Some people claim that the migration of the Hindu community to India and other cities of Sindh, like Karachi, started in the wake of the abduction of the Hindu girl Rinkle Kumari on Feb. 24, 2012, from Ghotki District in Sind. She then converted to Islam at the behest of the local member of the National Assembly (MNA) from the Pakistan People’s Party (PPP) and his cronies. The case was addressed at the highest level by the Supreme Court of Pakistan through a suo moto [meaning on “its own motion”]. Kumari in the end decided in favor of her Muslim husband. Kumari’s relatives, however, alleged that she was forced to decide in favor of her husband. The Supreme Court’s suo moto thus did not yield any dividends for the Hindu community.

Raj Kumar, uncle of Kumari, says that the Hindu community had previously submitted to the kidnapping for ransom practices against them. However, the kidnappings of girls, followed by forced conversions, alarmed his community whose fear started increasing with every passing day.

“Our people have started shifting to India and elsewhere after Rinkle’s incident,” says Kumar.

Kumar’s contention is also substantiated by other activists too. The migration of the Hindu community to India and other cities of Sindh is a direct offshoot of the neglect this community has been experiencing for many years, notes M. Parkash, chairman of the Pakistan Minority Commission. “The impetus to this trend was provided by Rinkle’s case,” he says.

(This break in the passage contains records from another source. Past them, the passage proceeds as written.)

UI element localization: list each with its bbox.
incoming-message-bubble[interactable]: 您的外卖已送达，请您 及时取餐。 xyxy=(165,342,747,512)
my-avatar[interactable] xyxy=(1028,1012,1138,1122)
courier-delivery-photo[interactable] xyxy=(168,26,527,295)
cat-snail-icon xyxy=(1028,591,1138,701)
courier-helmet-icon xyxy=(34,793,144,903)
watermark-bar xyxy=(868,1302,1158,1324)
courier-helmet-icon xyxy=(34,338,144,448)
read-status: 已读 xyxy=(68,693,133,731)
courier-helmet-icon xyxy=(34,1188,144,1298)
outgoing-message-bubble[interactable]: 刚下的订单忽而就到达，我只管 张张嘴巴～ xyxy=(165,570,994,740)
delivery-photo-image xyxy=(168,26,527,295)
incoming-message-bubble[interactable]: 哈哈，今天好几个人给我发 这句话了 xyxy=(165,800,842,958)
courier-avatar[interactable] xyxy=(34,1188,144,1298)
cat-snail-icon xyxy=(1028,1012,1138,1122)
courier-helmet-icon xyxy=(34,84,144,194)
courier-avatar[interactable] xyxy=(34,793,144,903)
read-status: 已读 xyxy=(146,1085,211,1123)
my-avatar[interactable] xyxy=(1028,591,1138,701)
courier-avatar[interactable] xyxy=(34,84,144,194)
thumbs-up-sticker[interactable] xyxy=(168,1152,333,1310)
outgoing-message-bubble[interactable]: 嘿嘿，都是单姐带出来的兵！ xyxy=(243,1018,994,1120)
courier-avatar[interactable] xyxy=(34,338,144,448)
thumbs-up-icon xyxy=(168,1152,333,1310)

Civil society activists believe the government and its institutions have allowed the current situation to worsen because of its willful neglect. Muhammad Parial Maree, a human rights activist from Shikarpur in Sindh, says that the government has failed in ensuring good governance in the province.

“Honest and neutral police officers and district administration is extremely necessary for the protection of the rights of citizens, including minorities,” he observes.

Committees and meetings have never resulted in producing tangible results in Pakistan. It is important that both the Sindh government, as well as the federal government, take steps to ensure protection of the life, religion, dignity and property of minorities in general, and Hindus in particular. The introduction of a minority desk at the district level with close liaison with the police and district administration may help in taking timely and appropriate measures to stop kidnappings, conversions and extortion. The government must also ensure that Article 25 of Pakistan’s Constitution is implemented in its spirit, which mandates the State to treat all citizens equally without any difference based on religion, caste or creed.